So I set (and meet) goals all the time. This week the Happiness Trap wanted me to think about SMART goals, and I (and every other corporate employee in America collectively) cringed.
For those who don’t know, SMART goals (“Specific, Measurable, Attainable, Relevant, and Timely”) are how your company decides you’re not good enough to get a raise. If you meet all of your SMART goals, you are rated “achieved expectations” and get no raise or bonus. You see – in order to make sure nobody gets raises or bonuses, they changed the criteria, so that just “is really great at your job” isn’t enough, and now neither is “is really great at your job and also achieves related non-job electives”. You have to be really super amazingly awesometastic and probably save your company millions of dollars to rank “exceeds expectations” on anything, and often companies literally will not let bosses give out that rating at all. Because they don’t want to give you a raise or a bonus.
So when my therapy/life-skills/etc program starts talking about SMART goals, I start telling the program to go fuck itself.
But in the interest of completing the program, I decided to listen to the videos at least, and it turns out that Dr. Russ Harris did some creative modification to the acronym, and it’s a little less horrible.
From an ACT perspective, a SMART goal instead is Specific, Motivated by Values, Adaptable, Realistic, and Timely. So we kept “be specific” and “have a time frame” and threw out all the rest of it, which frankly makes this really confusing from a re-learn the thing standpoint, but also I think I can work with this?
Because if my goal setting is based on my values, adapts to my life situation, and has to be realistic for me and where I am – that all just sounds like good sense with making goals, and doesn’t sound like I need to make goals like “lose X number of pounds” or “be able to meditate for one hour” in order for it to be fucking Measurable.
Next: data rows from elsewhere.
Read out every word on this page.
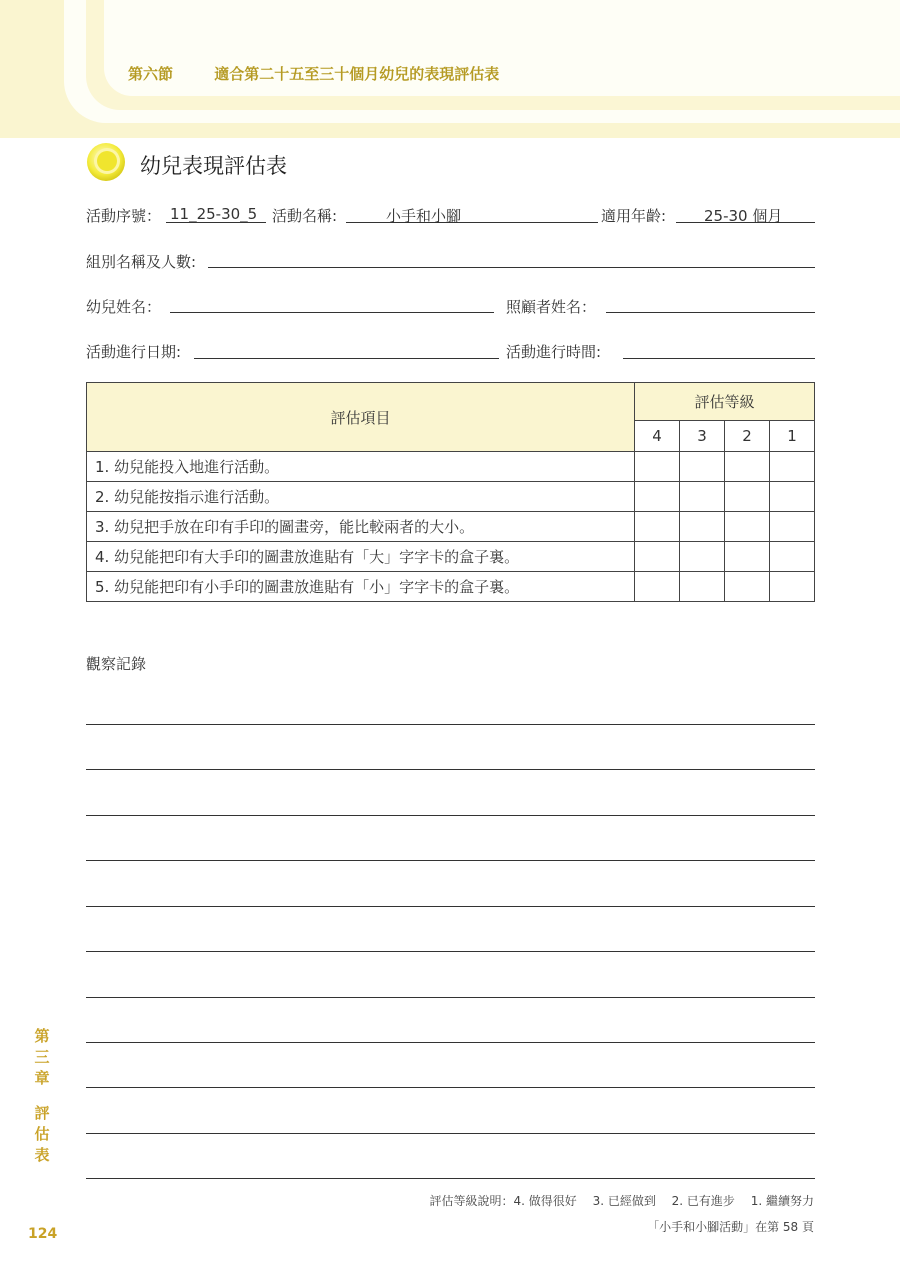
第六節	適合第二十五至三十個月幼兒的表現評估表
幼兒表現評估表
活動序號： 11_25-30_5 活動名稱:	小手和小腳	適用年齡:	25-30 個月
組別名稱及人數:
幼兒姓名：	照顧者姓名：
活動進行日期:	活動進行時間:
評估項目	評估等級			
	4	3	2	1
1. 幼兒能投入地進行活動。				
2. 幼兒能按指示進行活動。				
3. 幼兒把手放在印有手印的圖畫旁，能比較兩者的大小。				
4. 幼兒能把印有大手印的圖畫放進貼有「大」字字卡的盒子裏。				
5. 幼兒能把印有小手印的圖畫放進貼有「小」字字卡的盒子裏。				
觀察記錄
第
三
章
評
估
表
124
評估等級說明：4. 做得很好　 3. 已經做到　 2. 已有進步　 1. 繼續努力
「小手和小腳活動」在第 58 頁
Anyway. I did the exercises, and came up with a goal for myself, set specifically by my life domain of spirituality, and motivated by my value of pursuing knowledge and personal growth, that I would read for at least 20 minutes every night before bed (if not longer), something that was nourishing to my spirit.
That’s a specific action, within a specific time frame, it’s motivated by values, I can adapt it as necessary (I don’t have to be reading heavy lifting, I can read a lighthearted book, or even reread a book I know I love), and that’s usually time I would spend dicking around on my phone, so I’m replacing something that’s not necessarily helpful with something that will be more in line with what I want to do.
It’ll also help me get through the backlist of books I have waiting on me!
I still kind of hate formalized goal setting, and as someone who usually gets a lot done, I don’t know how much I’ll use this in the future, but for a one week exercise and an attempt to build a better before-bed habit, I’m fine with it.
I really do wish he’d chosen another acronym though. As it is, having two different systems using SMART goals just means people are going to misunderstand him when he talks about them in a therapy context, especially people in the US in the corporate world, and it’s going to make them hostile to his messaging.